Take a gander at how Bender has performed not only over his last 5 games, but also since the All-Star Break:
Last 5: 5.4 points, 5.8 rebounds, and 2 assists in 30.5 minutes on 28.6 FG%, 20.8% on 3s
Last 15: 5.9 points, 5.1 rebounds, 2.9 assists in 30.4 minutes on 31.9 FG%, 30.6% on 3s
Another depressing number for the pro-Bender crowd is how allergic he is to driving toward the rim still. He not only isn’t drawing contact but as a 7-footer takes less than two drives per game while shooting less than 50% of the time in those situations throughout this season at 0.8 FGA.
Since the Suns’ return from their All-Star Weekend, Bender is turning the ball over more than he is making shots on drives.

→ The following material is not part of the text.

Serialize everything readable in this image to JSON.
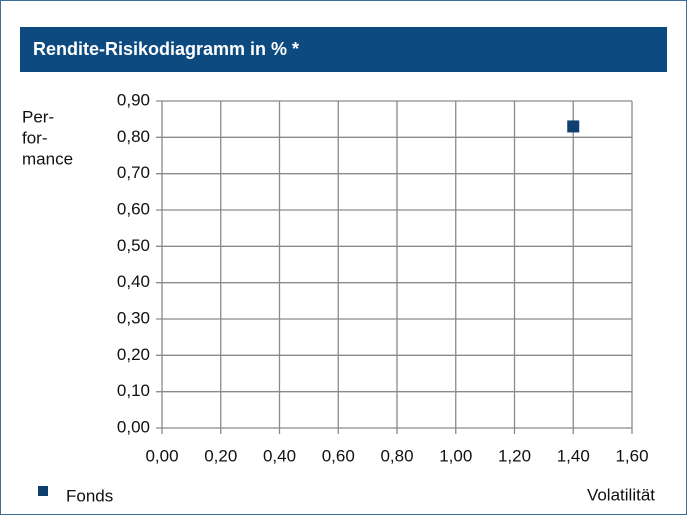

That’s awful, and if he can’t take incremental jumps in development this summer athletically will quickly cap his predraft ceiling many spoke of.

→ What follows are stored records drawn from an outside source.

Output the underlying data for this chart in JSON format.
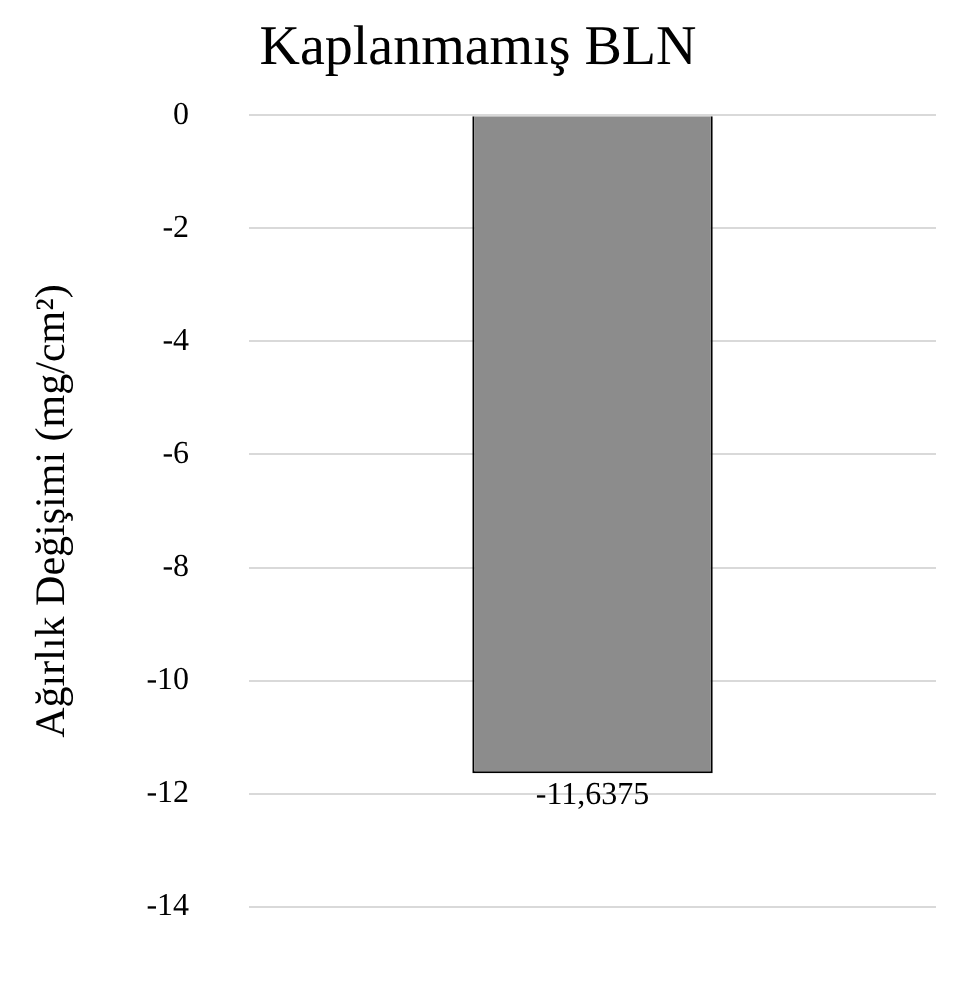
{
  "chart_data": {
    "type": "bar",
    "title": "Kaplanmamış BLN",
    "ylabel": "Ağırlık Değişimi (mg/cm²)",
    "categories": [
      null
    ],
    "values": [
      -11.6375
    ],
    "value_labels": [
      "-11,6375"
    ],
    "color": "#8c8c8c",
    "ylim": [
      -14,
      0
    ],
    "yticks": [
      0,
      -2,
      -4,
      -6,
      -8,
      -10,
      -12,
      -14
    ],
    "grid": "y",
    "legend": false
  }
}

Also, one more note that’s not good at all. For players logging 30+ minutes over the past month, Bender is the only one doing less with the most amount of time, in terms of producing numbers on the box score. Yikes.
Taking a quick advanced stats dive also sees no progress from the Suns’ No. 4 pick in 2016. Bender currently possesses a paltry 6.5 PER (player efficiency rating) and a negative win share with -.0.3.

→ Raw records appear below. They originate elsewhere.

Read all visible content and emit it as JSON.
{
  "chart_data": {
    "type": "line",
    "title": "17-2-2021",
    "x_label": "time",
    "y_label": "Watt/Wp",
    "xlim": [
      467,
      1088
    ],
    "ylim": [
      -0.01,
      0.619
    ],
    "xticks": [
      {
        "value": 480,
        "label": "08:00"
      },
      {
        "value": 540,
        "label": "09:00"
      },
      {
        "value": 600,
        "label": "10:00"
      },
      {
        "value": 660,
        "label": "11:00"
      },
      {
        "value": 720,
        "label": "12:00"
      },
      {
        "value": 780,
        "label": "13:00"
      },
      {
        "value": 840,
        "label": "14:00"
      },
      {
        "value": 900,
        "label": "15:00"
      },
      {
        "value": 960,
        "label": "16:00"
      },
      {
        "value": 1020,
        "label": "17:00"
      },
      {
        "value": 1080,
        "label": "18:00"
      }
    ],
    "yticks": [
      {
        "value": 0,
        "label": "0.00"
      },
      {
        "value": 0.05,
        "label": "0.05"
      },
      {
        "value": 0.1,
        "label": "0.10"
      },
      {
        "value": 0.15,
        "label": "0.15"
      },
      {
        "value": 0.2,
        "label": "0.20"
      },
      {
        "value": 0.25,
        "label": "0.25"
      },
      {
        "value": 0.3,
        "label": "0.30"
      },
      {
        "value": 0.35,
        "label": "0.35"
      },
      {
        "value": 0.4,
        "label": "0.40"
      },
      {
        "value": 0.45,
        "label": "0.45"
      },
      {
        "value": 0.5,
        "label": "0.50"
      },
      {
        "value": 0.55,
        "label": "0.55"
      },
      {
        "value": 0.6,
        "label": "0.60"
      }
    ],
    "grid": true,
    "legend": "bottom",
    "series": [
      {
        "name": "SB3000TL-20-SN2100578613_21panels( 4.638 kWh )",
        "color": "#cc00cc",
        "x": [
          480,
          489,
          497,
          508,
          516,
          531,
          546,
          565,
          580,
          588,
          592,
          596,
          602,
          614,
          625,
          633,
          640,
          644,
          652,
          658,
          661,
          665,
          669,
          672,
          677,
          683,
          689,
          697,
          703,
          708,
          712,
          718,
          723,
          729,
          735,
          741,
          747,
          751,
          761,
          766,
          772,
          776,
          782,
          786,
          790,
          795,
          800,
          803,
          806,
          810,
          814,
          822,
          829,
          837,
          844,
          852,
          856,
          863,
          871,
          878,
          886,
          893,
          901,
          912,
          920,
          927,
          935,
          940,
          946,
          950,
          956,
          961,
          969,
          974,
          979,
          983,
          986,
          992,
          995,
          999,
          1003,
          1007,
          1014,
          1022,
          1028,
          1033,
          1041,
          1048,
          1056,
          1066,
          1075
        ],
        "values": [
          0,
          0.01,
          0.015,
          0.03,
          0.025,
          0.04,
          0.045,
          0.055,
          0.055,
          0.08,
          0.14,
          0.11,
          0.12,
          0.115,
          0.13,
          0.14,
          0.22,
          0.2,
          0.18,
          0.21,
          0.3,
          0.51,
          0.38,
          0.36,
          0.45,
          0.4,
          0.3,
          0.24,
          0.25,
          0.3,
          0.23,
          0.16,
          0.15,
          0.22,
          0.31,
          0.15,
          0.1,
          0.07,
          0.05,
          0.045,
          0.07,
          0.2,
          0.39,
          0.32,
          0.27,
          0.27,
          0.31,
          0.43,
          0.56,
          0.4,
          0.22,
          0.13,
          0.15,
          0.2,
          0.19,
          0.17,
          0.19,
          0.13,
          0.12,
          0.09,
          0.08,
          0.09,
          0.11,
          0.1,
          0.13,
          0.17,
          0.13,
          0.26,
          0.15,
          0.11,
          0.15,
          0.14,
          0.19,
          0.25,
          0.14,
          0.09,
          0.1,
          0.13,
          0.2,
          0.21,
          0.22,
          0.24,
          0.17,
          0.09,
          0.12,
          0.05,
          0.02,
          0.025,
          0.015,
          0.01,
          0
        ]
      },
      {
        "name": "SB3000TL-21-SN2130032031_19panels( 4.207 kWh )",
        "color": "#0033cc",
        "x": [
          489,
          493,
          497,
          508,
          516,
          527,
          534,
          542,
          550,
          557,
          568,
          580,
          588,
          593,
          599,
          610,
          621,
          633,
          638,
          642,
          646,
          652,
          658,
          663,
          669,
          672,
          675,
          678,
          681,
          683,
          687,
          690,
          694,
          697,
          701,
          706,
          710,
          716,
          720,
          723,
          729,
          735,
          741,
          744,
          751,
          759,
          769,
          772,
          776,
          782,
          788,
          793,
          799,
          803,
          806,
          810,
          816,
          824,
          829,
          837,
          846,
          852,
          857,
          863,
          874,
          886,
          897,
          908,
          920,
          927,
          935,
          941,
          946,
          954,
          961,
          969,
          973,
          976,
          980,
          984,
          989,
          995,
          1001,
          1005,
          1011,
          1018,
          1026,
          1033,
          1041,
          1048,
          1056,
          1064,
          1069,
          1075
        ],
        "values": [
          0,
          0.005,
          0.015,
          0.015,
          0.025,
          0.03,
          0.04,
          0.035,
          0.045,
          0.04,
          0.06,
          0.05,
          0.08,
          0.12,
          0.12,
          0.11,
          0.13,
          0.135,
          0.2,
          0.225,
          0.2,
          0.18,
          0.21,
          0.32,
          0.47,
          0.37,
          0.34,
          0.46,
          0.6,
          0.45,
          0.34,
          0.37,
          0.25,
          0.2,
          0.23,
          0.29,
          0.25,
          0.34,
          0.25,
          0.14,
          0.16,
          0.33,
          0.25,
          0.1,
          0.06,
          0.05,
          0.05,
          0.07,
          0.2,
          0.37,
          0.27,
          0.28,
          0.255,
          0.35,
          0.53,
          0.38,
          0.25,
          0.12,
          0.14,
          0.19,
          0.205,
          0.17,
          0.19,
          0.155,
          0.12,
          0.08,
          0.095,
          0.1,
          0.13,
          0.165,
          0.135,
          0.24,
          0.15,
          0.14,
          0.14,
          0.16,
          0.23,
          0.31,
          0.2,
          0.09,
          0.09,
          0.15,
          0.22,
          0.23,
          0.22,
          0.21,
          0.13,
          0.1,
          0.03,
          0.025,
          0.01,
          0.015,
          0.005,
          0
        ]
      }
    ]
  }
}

Compared to last season where he could barely crack the rotation with Earl Watson, seeing no improvement even on numbers like VORP (value above replacement player) also gives off another warning sign with Bender’s overall development.
After a two-week stretch last month, how did we end up back in this situation with even more confidence in it? I keep coming back to Bender’s psyche with his own confidence.
Right now, Bender is shooting 87%, I repeat 87% of his shots from 16 feet and out through 74 games. If you want to stretch it past the three-point line Bender tends to stand near often, he’s still attempting way over 50% (62.7!!) of his total shots from out there.
I don’t care how good you even are from the outside, that needs to change if you’re a frontcourt player who was taken in the top five of a draft.
Sure, the roster much like it is for Booker and Jackson at the moment isn’t tailormade to Bender’s strengths but at least the latter is showing consistent flashes of progression and consistency.
Bender has yet to prove it to me or others one bit.
Unless I see significant strides taken in 2018-2019, Bender’s ceiling looks capped already even at age 20. He’s a player much like Boris Diaw who will make the smart play and give you moments on defense, but will that be all?
He has no value on the floor outside of being a secondary passer and spot-up three-point shooter right now. His teammates seem to be getting tired of his shyness and complacency on offense, especially when their two top scorers have been out with plenty to go around.
It’s not only worrisome how Bender’s offensive profile hasn’t changed through 117 career games, but also how much his body language is showing through lately.
Yesterday against Orlando, far too many times did I see Bender put his head down and trot the other way with his shoulders slumped after making a bad play. Is he hitting the proverbial wall or what’s happening?
That’s a question that Bender will need to find the answer to himself because at the moment he looks on his way to being out of the league in a few years unless he finds an identity fast.
His two-way profile isn’t developing, it’s stagnating.
This is a very important summer for not only Bender but Chriss as well. These two were supposed to be taking consistent steps forward in Year 2, but it’s been the opposite marred by inconsistent performances.
For both, and especially Bender over the last 5 weeks, looks the part of a bust compared to a long-term piece of the puzzle.
It’s time to do some soul-searching this summer if Bender wants to prove to his teammates that he belongs on this level.